A woman’s struggle with addiction becomes a journey towards self-acceptance in this novel.
It’s 1993, and Dacia has had enough of her husband Leonard’s verbal abuse. Not a day goes by without some sort of angry outburst, followed by name-calling. But everyone has their limits, and Dacia makes the brave decision to leave. After getting a new job at a call center and finding a room to rent, she feels confident that things are looking up. Still, she finds it hard to shake the fear that her abuser will drag her back to her old life, so Dacia finds herself using alcohol and drugs to help ease her anxiety. At first, these episodes merely involve drinking and smoking marijuana, but things take a turn for the worse when she starts using meth. As Dacia’s life begins to spiral downward, it seems that getting clean may be forever out of her reach. Then an unexpected event gives her a chance to turn her life around—but does she have what it takes to make lasting change?
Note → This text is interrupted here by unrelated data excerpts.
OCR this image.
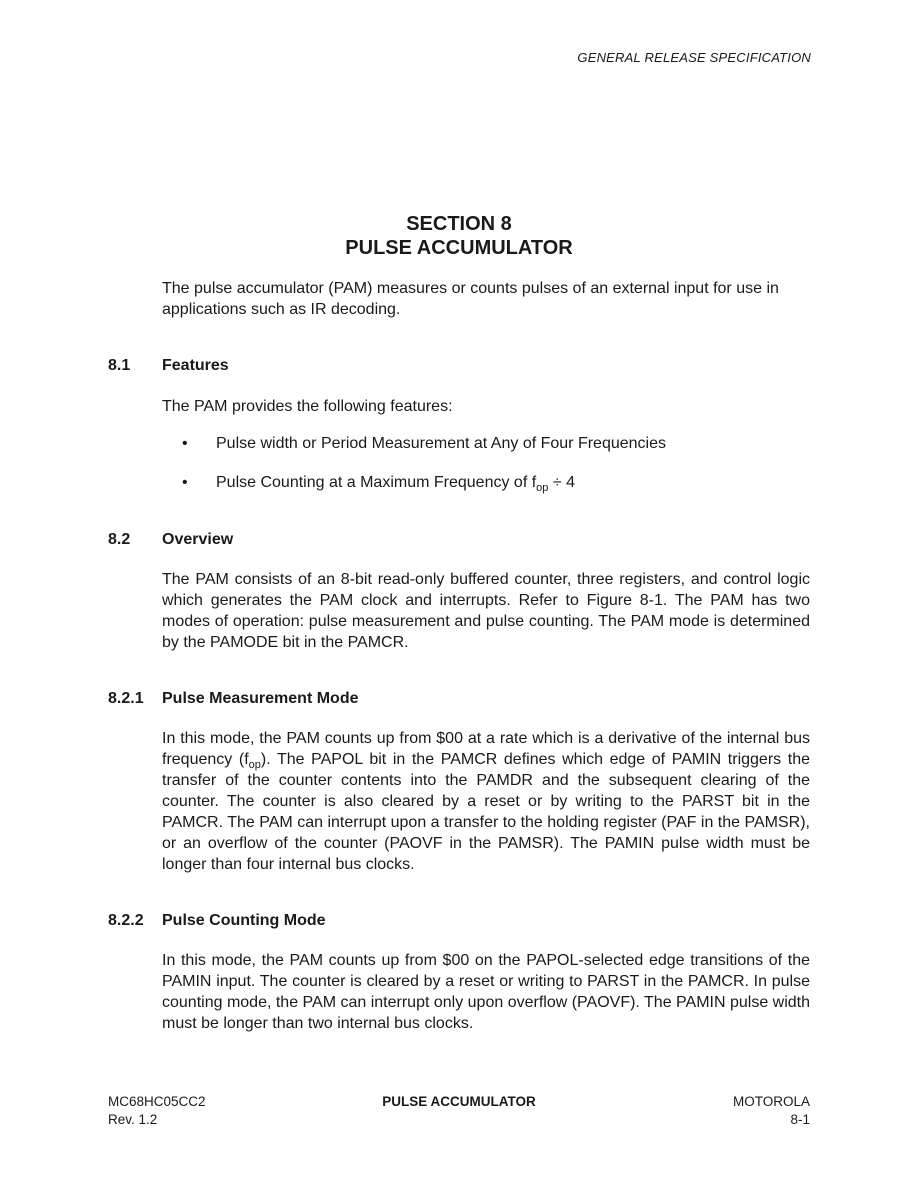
GENERAL RELEASE SPECIFICATION
SECTION 8
PULSE ACCUMULATOR

The pulse accumulator (PAM) measures or counts pulses of an external input for use in applications such as IR decoding.

8.1 Features

The PAM provides the following features:

• Pulse width or Period Measurement at Any of Four Frequencies
• Pulse Counting at a Maximum Frequency of $f_{op} \div 4$
8.2 Overview

The PAM consists of an 8-bit read-only buffered counter, three registers, and control logic which generates the PAM clock and interrupts. Refer to Figure 8-1. The PAM has two modes of operation: pulse measurement and pulse counting. The PAM mode is determined by the PAMODE bit in the PAMCR.

8.2.1 Pulse Measurement Mode

In this mode, the PAM counts up from $00 at a rate which is a derivative of the internal bus frequency $(f_{op})$. The PAPOL bit in the PAMCR defines which edge of PAMIN triggers the transfer of the counter contents into the PAMDR and the subsequent clearing of the counter. The counter is also cleared by a reset or by writing to the PARST bit in the PAMCR. The PAM can interrupt upon a transfer to the holding register (PAF in the PAMSR), or an overflow of the counter (PAOVF in the PAMSR). The PAMIN pulse width must be longer than four internal bus clocks.

8.2.2 Pulse Counting Mode

In this mode, the PAM counts up from $00 on the PAPOL-selected edge transitions of the PAMIN input. The counter is cleared by a reset or writing to PARST in the PAMCR. In pulse counting mode, the PAM can interrupt only upon overflow (PAOVF). The PAMIN pulse width must be longer than two internal bus clocks.

MC68HC05CC2
Rev. 1.2
PULSE ACCUMULATOR	MOTOROLA
8-1
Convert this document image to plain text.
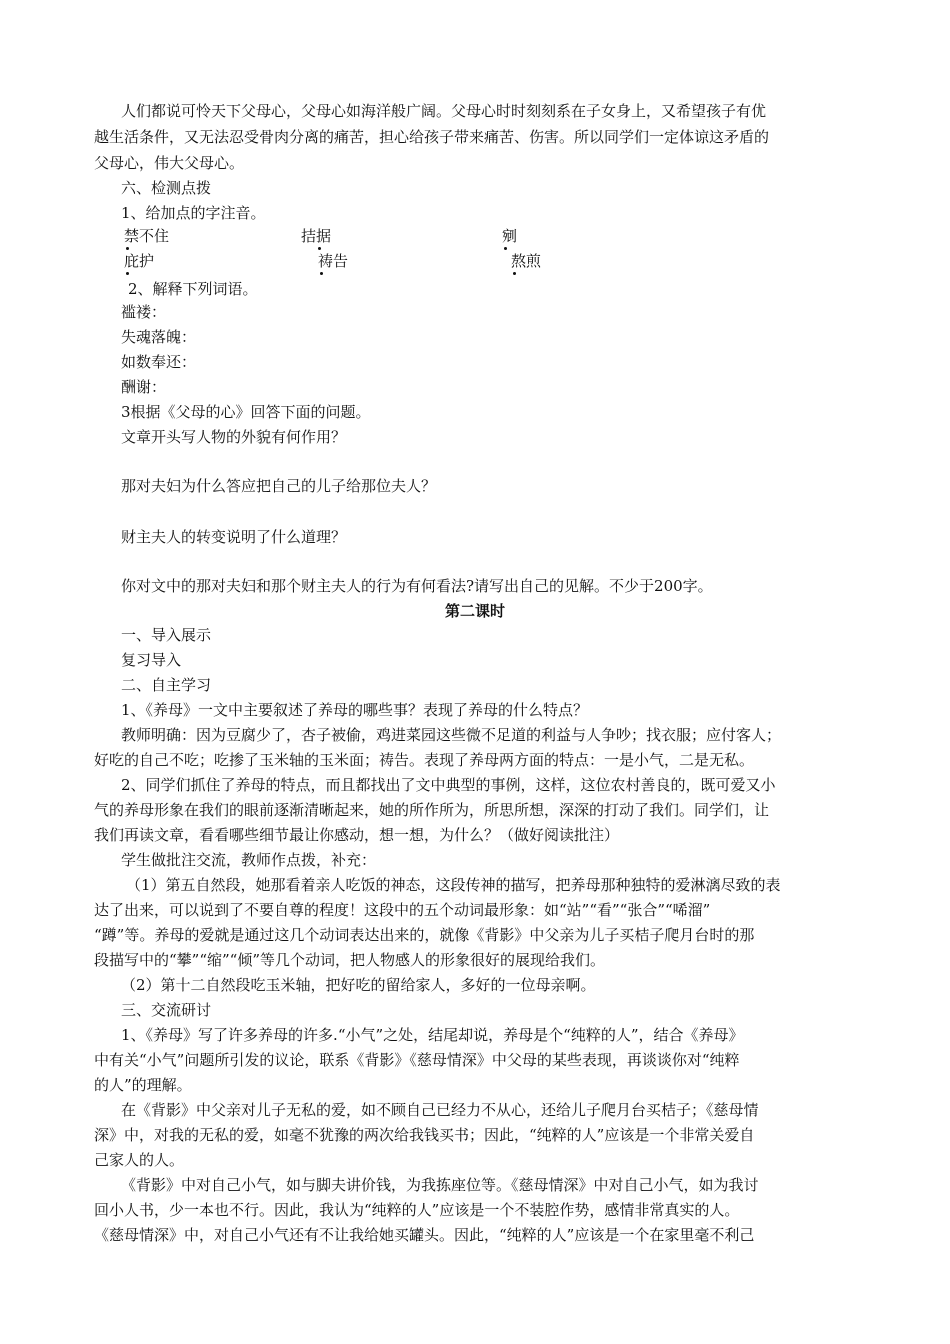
人们都说可怜天下父母心，父母心如海洋般广阔。父母心时时刻刻系在子女身上，又希望孩子有优
越生活条件，又无法忍受骨肉分离的痛苦，担心给孩子带来痛苦、伤害。所以同学们一定体谅这矛盾的
父母心，伟大父母心。
六、检测点拨
1、给加点的字注音。
禁不住	拮据	剜
庇护	祷告	熬煎
2、解释下列词语。
褴褛：
失魂落魄：
如数奉还：
酬谢：
3根据《父母的心》回答下面的问题。
文章开头写人物的外貌有何作用？
那对夫妇为什么答应把自己的儿子给那位夫人？
财主夫人的转变说明了什么道理？
你对文中的那对夫妇和那个财主夫人的行为有何看法?请写出自己的见解。不少于200字。
第二课时
一、导入展示
复习导入
二、自主学习
1、《养母》一文中主要叙述了养母的哪些事？表现了养母的什么特点？
教师明确：因为豆腐少了，杏子被偷，鸡进菜园这些微不足道的利益与人争吵；找衣服；应付客人；
好吃的自己不吃；吃掺了玉米轴的玉米面；祷告。表现了养母两方面的特点：一是小气，二是无私。
2、同学们抓住了养母的特点，而且都找出了文中典型的事例，这样，这位农村善良的，既可爱又小
气的养母形象在我们的眼前逐渐清晰起来，她的所作所为，所思所想，深深的打动了我们。同学们，让
我们再读文章，看看哪些细节最让你感动，想一想，为什么？（做好阅读批注）
学生做批注交流，教师作点拨，补充：
（1）第五自然段，她那看着亲人吃饭的神态，这段传神的描写，把养母那种独特的爱淋漓尽致的表
达了出来，可以说到了不要自尊的程度！这段中的五个动词最形象：如“站”“看”“张合”“唏溜”
“蹲”等。养母的爱就是通过这几个动词表达出来的，就像《背影》中父亲为儿子买桔子爬月台时的那
段描写中的“攀”“缩”“倾”等几个动词，把人物感人的形象很好的展现给我们。
（2）第十二自然段吃玉米轴，把好吃的留给家人，多好的一位母亲啊。
三、交流研讨
1、《养母》写了许多养母的许多.“小气”之处，结尾却说，养母是个“纯粹的人”，结合《养母》
中有关“小气”问题所引发的议论，联系《背影》《慈母情深》中父母的某些表现，再谈谈你对“纯粹
的人”的理解。
在《背影》中父亲对儿子无私的爱，如不顾自己已经力不从心，还给儿子爬月台买桔子；《慈母情
深》中，对我的无私的爱，如毫不犹豫的两次给我钱买书；因此，“纯粹的人”应该是一个非常关爱自
己家人的人。
《背影》中对自己小气，如与脚夫讲价钱，为我拣座位等。《慈母情深》中对自己小气，如为我讨
回小人书，少一本也不行。因此，我认为“纯粹的人”应该是一个不装腔作势，感情非常真实的人。
《慈母情深》中，对自己小气还有不让我给她买罐头。因此，“纯粹的人”应该是一个在家里毫不利己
Plato (Trials & Tribulations of Modesty Greene, 2018, etc.) describes the psychological toll of enduring an abusive relationship in harrowing detail: “Nervous bile boiled in my gut. My mind played his words again. Good luck, Dacia. You’re going to need it. The way he’d said my name, laced with venom, made me ill.” There are many graphic sex scenes, which may not appeal to some readers. However, these are effectively used to illustrate the protagonist’s aimless and often emotionally empty existence. Because the story is written from Dacia’s engaging first-person perspective, it won’t take long before readers feel invested in her success or failure; throughout, she remains a relatable character, no matter how many mistakes she makes.
A somewhat-grim but often inspirational read.